Guns have the power to turn ALL POLITICIANS into a class of invertebrate and mute servants of Moloch. If any politician goes against Moloch, they are called un-American, huge amounts of money are spent against them by the NRA in their next campaigns, they are accused of wanting to do away with ALL guns (which is not what I am suggesting), and they claim they never entertained such heresy. Up until now, it’s been far better to allow students or shoppers or moviegoers to die than for a politician to risk an election by being against illegal weapons. They put their damned reelection concerns over our children EVERY TIME because they are terrified of and owned by the gun lobbies!
But maybe if there is anything redemptive in this tragedy, maybe the sickening feeling running through this country will be the tipping point. 741 mayors of small to large to metropolitan cities around the country are forming a coalition to deal with illegal weapons. And why not? The mayors are politicians who are on the front lines. They deal with their local schools, with their police forces, with the endless killings.
Mayor Bloomberg of New York is taking the lead. Good for him. In Texas, only the mayors of Austin, Brownsville, DeSoto, and Hurst have signed on. Surely the mayors of Houston, Dallas, San Antonio, Waco, Lubbock,Amarillo, Ft. Worth and El Paso will join them!

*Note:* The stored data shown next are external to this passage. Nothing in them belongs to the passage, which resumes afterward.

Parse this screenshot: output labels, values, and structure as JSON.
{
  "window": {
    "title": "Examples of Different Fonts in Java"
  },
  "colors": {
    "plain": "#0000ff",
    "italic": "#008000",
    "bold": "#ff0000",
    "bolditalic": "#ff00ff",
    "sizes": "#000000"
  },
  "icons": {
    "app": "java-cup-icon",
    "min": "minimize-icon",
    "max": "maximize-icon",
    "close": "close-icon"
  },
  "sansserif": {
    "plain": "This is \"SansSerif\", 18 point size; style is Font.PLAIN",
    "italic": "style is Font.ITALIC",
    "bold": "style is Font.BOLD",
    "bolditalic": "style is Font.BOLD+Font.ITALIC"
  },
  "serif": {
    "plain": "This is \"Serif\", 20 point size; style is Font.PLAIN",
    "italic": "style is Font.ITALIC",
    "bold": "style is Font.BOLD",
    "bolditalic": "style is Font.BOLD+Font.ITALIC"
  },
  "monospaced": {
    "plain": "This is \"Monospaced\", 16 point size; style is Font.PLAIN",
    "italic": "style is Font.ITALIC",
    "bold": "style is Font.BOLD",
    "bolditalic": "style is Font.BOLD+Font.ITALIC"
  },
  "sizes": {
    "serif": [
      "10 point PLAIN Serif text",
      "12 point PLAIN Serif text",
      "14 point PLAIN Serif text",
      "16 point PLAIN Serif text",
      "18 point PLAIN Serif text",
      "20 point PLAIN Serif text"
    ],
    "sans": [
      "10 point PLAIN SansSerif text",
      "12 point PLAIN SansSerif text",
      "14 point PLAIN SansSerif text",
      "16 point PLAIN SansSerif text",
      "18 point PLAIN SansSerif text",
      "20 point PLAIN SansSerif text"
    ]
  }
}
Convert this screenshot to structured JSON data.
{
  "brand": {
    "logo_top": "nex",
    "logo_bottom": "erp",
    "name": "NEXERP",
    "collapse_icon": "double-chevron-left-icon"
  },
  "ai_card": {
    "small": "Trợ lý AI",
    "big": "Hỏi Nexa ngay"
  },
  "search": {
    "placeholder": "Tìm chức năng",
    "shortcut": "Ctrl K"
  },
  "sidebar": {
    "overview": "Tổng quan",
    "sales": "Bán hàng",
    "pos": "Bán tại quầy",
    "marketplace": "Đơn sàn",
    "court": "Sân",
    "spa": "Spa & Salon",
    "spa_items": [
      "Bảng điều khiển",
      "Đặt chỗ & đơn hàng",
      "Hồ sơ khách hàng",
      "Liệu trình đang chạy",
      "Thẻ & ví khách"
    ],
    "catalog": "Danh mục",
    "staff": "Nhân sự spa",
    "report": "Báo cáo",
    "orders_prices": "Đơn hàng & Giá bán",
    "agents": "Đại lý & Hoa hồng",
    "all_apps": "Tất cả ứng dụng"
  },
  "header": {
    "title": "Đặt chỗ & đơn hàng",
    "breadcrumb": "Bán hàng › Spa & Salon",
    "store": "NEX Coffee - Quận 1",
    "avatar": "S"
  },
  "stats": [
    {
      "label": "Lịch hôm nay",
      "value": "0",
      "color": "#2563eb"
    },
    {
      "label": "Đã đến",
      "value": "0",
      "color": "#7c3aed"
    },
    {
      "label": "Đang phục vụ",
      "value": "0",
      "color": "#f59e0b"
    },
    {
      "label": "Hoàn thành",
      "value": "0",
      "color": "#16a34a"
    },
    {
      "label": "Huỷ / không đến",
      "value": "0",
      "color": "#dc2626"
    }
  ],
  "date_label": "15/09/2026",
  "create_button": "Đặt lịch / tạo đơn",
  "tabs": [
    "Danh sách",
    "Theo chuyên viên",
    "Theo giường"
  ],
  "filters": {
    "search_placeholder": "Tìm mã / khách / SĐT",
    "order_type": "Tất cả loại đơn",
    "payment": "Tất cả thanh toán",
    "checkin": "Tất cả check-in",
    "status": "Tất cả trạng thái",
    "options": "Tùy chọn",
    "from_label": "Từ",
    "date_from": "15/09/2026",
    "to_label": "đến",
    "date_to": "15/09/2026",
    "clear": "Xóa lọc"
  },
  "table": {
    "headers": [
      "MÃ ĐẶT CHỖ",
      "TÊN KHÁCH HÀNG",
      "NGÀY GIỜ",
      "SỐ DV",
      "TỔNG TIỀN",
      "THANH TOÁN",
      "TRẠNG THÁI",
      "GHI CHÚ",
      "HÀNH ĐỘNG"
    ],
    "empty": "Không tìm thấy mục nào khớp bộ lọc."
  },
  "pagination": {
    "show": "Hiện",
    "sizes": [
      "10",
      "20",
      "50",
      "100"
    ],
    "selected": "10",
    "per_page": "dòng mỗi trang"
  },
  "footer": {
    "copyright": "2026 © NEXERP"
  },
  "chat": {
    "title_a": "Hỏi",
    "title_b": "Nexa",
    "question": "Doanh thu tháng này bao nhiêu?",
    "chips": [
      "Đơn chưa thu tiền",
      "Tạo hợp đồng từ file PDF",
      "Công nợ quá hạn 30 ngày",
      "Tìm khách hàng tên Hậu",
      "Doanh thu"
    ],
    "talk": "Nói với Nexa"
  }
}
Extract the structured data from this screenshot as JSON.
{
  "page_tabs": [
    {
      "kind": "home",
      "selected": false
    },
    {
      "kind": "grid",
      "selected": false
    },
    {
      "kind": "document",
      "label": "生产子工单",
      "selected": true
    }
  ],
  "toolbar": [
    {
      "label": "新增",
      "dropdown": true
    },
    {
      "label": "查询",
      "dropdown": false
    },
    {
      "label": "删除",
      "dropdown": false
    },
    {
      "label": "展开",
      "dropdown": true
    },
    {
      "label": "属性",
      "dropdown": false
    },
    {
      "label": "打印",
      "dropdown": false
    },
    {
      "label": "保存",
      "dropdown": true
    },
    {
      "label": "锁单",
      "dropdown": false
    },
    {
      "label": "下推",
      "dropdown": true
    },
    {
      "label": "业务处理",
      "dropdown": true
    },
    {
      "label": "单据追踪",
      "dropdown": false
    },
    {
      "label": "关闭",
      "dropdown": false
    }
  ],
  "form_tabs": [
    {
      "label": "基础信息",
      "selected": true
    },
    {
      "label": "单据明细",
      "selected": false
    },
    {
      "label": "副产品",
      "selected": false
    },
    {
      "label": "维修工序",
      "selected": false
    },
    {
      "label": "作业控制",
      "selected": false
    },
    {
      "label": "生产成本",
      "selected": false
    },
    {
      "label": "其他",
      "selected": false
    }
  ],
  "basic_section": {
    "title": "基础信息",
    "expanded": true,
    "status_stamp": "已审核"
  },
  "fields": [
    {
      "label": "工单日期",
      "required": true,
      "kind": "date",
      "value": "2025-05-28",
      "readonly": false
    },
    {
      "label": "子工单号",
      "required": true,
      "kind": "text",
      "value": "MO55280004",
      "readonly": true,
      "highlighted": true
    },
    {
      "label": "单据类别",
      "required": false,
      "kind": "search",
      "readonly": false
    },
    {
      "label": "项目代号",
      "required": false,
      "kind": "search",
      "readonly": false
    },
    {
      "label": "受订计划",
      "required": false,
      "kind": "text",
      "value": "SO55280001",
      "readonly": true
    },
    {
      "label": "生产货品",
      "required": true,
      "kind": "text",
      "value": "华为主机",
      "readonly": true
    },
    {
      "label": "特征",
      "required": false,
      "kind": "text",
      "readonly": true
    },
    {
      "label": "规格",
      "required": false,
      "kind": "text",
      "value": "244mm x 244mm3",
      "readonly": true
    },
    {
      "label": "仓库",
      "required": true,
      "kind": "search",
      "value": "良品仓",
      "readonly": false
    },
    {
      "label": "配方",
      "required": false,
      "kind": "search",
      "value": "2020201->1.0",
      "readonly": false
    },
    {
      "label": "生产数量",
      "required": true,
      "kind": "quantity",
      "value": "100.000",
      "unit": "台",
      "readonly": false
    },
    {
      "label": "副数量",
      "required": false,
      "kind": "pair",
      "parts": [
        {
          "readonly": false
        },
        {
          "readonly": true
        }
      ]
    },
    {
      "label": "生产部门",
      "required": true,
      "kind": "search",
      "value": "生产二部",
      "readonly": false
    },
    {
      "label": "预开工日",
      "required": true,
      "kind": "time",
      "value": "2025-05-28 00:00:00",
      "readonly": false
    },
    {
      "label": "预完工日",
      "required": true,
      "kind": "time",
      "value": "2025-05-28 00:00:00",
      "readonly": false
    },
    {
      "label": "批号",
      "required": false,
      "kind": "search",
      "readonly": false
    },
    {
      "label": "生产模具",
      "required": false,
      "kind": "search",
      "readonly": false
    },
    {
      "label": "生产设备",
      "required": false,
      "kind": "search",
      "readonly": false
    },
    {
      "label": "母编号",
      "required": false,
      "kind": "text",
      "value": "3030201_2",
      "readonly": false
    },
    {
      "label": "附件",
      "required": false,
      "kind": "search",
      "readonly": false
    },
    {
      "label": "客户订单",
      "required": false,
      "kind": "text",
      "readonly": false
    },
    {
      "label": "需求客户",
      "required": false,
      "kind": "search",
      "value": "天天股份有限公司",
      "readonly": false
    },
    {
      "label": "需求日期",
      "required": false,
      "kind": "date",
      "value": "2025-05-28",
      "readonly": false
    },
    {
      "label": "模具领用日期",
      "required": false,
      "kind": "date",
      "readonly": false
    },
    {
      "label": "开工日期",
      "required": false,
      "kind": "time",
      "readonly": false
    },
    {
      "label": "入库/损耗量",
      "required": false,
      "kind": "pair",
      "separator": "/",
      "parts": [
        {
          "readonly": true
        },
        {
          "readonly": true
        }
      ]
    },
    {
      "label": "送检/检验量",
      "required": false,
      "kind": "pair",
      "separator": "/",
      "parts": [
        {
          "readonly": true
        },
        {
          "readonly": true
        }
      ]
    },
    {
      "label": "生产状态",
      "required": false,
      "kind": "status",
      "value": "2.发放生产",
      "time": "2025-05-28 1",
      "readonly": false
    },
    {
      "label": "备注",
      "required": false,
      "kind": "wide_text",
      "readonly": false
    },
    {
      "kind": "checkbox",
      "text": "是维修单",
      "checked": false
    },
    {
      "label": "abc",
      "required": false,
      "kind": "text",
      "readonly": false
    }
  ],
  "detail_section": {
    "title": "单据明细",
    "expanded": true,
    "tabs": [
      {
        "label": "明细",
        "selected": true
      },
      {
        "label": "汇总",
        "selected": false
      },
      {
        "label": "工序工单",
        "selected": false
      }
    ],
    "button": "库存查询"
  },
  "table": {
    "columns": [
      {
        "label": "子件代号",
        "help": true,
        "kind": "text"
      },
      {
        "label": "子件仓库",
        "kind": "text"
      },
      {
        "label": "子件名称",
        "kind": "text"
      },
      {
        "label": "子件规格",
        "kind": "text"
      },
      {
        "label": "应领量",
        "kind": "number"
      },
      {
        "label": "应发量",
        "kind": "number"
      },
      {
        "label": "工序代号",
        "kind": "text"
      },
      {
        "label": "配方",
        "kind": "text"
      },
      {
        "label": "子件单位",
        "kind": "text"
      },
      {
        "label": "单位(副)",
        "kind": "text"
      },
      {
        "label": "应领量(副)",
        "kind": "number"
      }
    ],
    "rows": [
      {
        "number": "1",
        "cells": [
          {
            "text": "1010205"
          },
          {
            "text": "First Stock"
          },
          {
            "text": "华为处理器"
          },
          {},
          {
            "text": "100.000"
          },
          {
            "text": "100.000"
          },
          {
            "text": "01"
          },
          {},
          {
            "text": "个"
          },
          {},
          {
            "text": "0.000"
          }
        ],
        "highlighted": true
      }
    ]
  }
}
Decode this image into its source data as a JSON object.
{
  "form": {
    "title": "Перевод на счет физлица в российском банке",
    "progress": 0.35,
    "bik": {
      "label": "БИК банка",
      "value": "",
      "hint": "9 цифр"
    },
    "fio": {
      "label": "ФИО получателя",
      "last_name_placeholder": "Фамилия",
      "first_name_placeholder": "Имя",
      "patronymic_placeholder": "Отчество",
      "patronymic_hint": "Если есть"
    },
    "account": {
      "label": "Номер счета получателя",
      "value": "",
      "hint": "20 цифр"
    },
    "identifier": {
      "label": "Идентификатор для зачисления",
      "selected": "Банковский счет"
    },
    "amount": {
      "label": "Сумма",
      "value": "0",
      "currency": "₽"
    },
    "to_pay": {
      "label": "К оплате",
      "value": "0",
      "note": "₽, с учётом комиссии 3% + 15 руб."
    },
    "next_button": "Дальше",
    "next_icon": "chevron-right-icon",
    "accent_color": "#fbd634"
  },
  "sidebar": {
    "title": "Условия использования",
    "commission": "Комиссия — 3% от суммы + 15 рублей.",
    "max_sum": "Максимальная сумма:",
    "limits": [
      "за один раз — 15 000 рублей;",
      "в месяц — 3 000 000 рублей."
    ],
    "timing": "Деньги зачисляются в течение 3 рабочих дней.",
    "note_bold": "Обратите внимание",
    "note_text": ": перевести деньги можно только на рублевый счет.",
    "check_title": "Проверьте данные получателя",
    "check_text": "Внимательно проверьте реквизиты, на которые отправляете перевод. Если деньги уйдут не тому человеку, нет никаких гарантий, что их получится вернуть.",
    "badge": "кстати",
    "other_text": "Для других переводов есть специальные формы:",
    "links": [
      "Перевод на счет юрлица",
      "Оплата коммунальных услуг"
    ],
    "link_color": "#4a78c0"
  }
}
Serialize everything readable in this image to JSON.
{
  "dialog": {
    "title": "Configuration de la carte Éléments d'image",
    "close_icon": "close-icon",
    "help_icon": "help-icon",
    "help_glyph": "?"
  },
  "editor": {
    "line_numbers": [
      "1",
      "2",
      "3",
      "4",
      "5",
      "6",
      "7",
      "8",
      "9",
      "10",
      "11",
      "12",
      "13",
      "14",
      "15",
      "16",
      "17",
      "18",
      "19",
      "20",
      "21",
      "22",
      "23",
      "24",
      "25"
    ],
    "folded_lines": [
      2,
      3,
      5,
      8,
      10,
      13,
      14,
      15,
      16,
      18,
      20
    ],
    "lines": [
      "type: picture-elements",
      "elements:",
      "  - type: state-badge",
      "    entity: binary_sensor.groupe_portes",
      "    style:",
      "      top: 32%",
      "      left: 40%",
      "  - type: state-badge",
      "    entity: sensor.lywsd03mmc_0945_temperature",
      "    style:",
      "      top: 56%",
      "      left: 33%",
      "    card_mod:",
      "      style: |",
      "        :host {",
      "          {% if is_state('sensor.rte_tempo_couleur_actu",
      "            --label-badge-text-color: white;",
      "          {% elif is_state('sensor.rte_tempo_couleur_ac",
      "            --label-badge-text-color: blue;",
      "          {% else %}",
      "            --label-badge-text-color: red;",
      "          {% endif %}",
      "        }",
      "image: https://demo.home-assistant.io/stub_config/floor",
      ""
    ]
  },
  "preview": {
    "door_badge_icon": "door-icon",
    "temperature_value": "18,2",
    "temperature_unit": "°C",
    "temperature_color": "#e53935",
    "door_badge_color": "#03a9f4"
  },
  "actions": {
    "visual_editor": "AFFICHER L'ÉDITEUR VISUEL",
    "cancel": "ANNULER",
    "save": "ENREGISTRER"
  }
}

Surely, surely, surely we have had enough. Our babies were murdered, by an assault rifle that was LEGAL. The shooter did not even use his pistols. He used a Bushmaster assault rifle with hundreds of rounds of bullets against 6 and 7 year old children and their teachers.
Our teachers, the most underpaid and under appreciated professionals in the world, are on the front line. You think we don’t need SERIOUS REPENTANCE?!
We are a broken people. And we cannot afford to just be sad. WE must find courage and organize and speak up and wield our votes and write our congressman, and we must, above all, hold to that sacred duty of prophets…righteous indignation!
Our hope for healing lies in the Resurrection of Christ. In the midst of death, there is life. This is our faith. In the face of a culture of death, we must be Easter people who have already died to Christ and find our life in serving him and his children. We are a Resurrection people who, like Victoria Soto, must we be willing to risk everything, that our precious children will live and know joy and discover their purpose and bring goodness into the world. May God give us courage and fill us with hope and may all things be done in the Love that is willing to suffer for the sake of the Gospel and for the sake of God’s children. Amen.
Rev. Dr. Roger A. Paynter Preached on Sunday, May 16, 2012 following the massacre
of 26 people at Sandy Hook elementary, Newtown,Connecticut.